Skewed/Slow Write
Writes can be slow depending on the preceding stage of write()
, target table partition scheme, and write parallelism(spark.sql.shuffle.partitions
).
The goal of this article is to go through below options and see the most optimal transformation for writing optimal files in target table/partition.
When to use Sort
A global sort in Spark internally uses range-partitioning to assign sort keys to a partition range.
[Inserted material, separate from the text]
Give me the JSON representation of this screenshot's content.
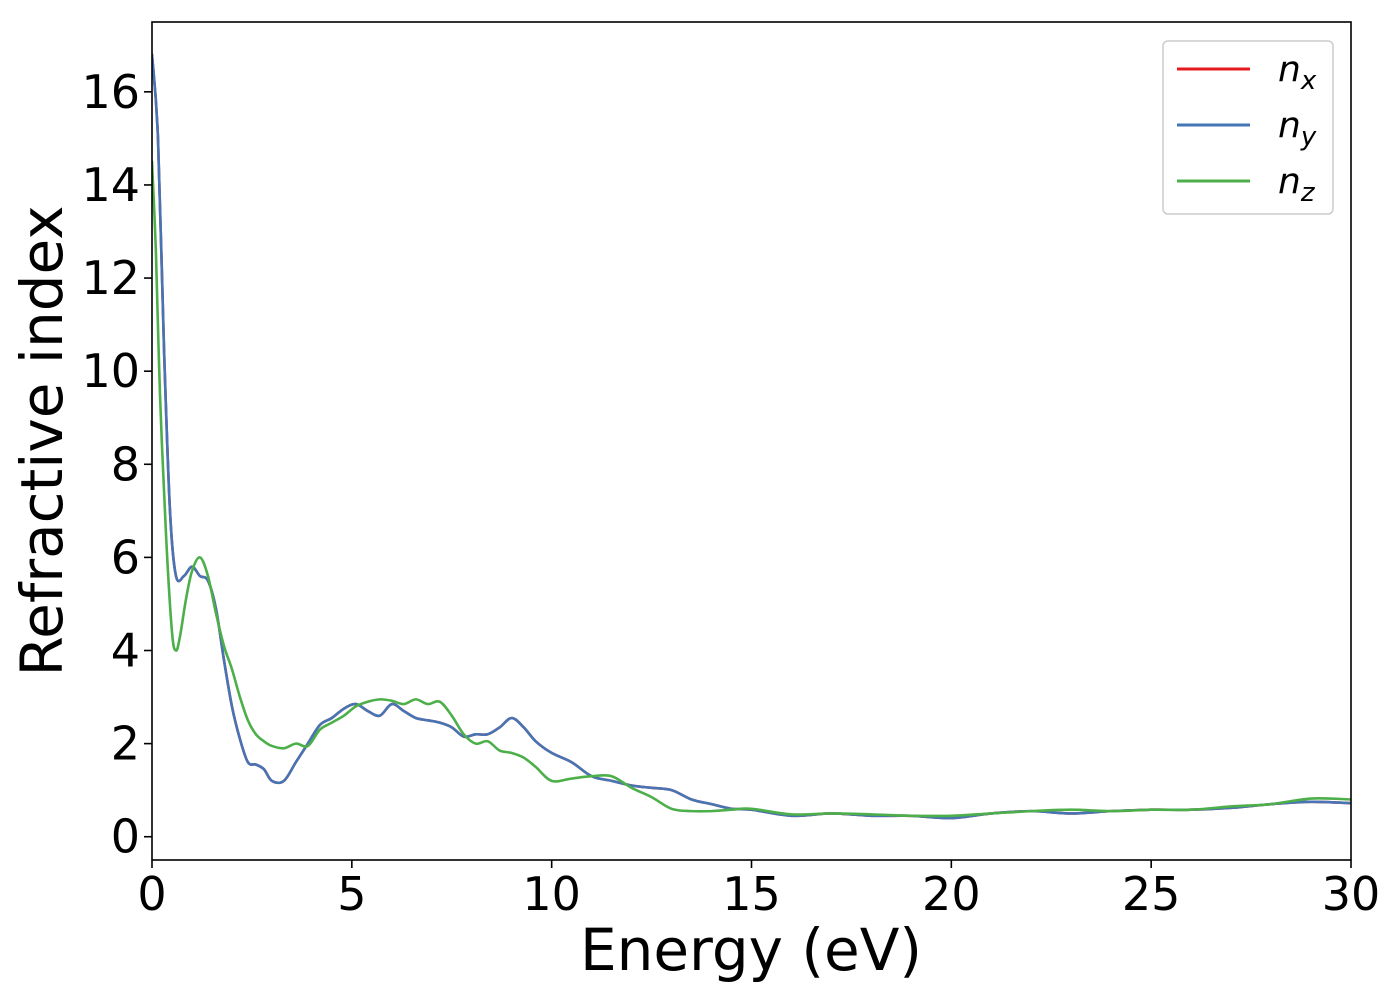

This involves in collecting sample rows(reservoir sampling) from input partitions and sending them to the driver for computing range boundaries.
Use global sort
- If you are writing multiple partitions(especially heterogeneous partitions) as part of your write() as it can estimate the no. of files/tasks for a given target table partition based on the no. of sample rows it observes.
- If you want to enable
predicate-push-down
on a set of target table fields for down stream consumption.
Tips:
1. You can increase the spark property spark.sql.execution.rangeExchange.sampleSizePerPartition
to improve the estimates if you are not seeing optimal no. of files per partition.
2. You can also introduce salt
to sort keys to increase the no. of write tasks if the sort keys cardinality less than the spark.sql.shuffle.partitions
. Example
When to use Repartition
Repartition(hash partitioning) partitions rows in a round-robin manner and to produce uniform distribution across the tasks and a hash partitioning just before the write
would produce uniform files and all write tasks should take about the same time.
Use repartition
- If you are writing into a single partition or a non-partitioned table and want to get uniform file sizes.
- If you want to produce a specific no.o files. for ex: using
repartiton(100)
would generate up to 100 files.
When to use Coalesce
Coalesce tries to combine files without invoking a shuffle and useful when you are going from a higher parallelism to lower parallelism. Use Coalesce:
- If you are writing very small no. of files and the file size is relatively small.
Note that, Coalesce(N) is not an optimal way to merge files as it tries to combine multiple files(until it reaches target no. of files 'N' ) without taking size into equation, and you could run into (org.apache.spark.memory.SparkOutOfMemoryError: Unable to acquire 65536 bytes of memory, got 0)
if the size exceeds.